Uma das primeiras lembranças que tenho do meu pai é segurar a sua mão caminhando pela Avenida Nostrand na manhã do Shabat a caminho da sinagoga. Eu sempre me sentia bem perto dele. Sempre. Agora sei porquê. Era porque ele sempre se sentia bem consigo mesmo. Quando se está em paz consigo mesmo, está em paz com todos que o cercam (mesmo que possa discordar radicalmente do outro) e os conforta neste processo. Quando o meu pai falava sobre o seu pai, agora posso entender de onde o meu pai derivou a sua personalidade.

Ahhh… pessoas saudáveis. Complexas, mas suaves e sem mistérios.

Quando os meus filhos eram pequenos, eu costumava segurar as suas mãozinhas quando caminhávamos, semelhante ao que o meu pai fazia com as minhas. Devo confessar que hoje tento segurar brevemente a mão do meu filho de 22 anos, para constrangimento dele. Mal sabe ele que não faço isso por ele, mas por mim. Estou recriando a minha conexão com a infância, com o meu pai.

A porta da verdade entre os dois mundos abre-se duas vezes na nossa vida. Uma vez no início, outra no fim.

Durante o nascimento um canal se abre, entregando ao mundo um presente: uma criança recém-nascida.
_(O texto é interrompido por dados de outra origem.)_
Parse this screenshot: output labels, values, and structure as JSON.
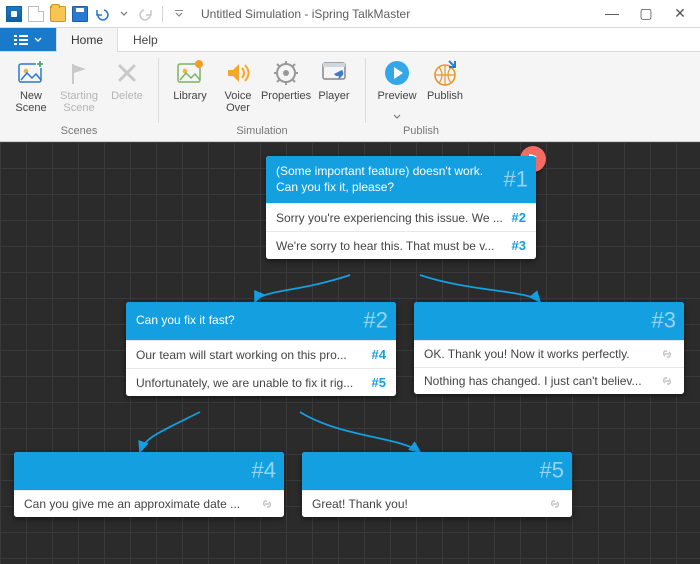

De onde se origina a alma, de onde esta nova vida surge subitamente? Não podemos ver. Tudo que testemunhamos é a porta se abrindo.

Então, na hora da morte, (ou melhor, quando a alma se separa do corpo) a porta abre-se pela segunda vez, devolvendo o presente ao seu lugar de origem? Como é o lugar? Creio que apenas as almas sabem. E somente quando nos tornamos apenas alma é que saberemos.

Como são sábias as palavras que Shlomô escreveu: “Os vivos devem levar a sério.” Levar a sério não apenas o sofrimento e a tristeza pela perda – precisamos que o sábio Shlomô nos diga que o nosso coração chora quando perdemos um ente querido?

Levamos a sério e lembramo-nos mesmo depois de a porta se fechar. Lembramos que temos percepção limitada. Mesmo quando não podemos ver atrás da porta, nunca sentimos ou pensamos, nem mesmo por um breve instante, que nada está acontecendo no outro lado.

Levar a sério…

No segundo ano [do Êxodo], no dia 20 do segundo mês [Iyar], a nuvem ergueu-se do Tabernáculo do Testemunho. Os israelitas então começaram as suas viagens… (Bamidbar 10:11)

Às 5h17 de 20 de Iyar uma nuvem ergueu-se e retornou ao Céu. Um breve instante se tornou eterno.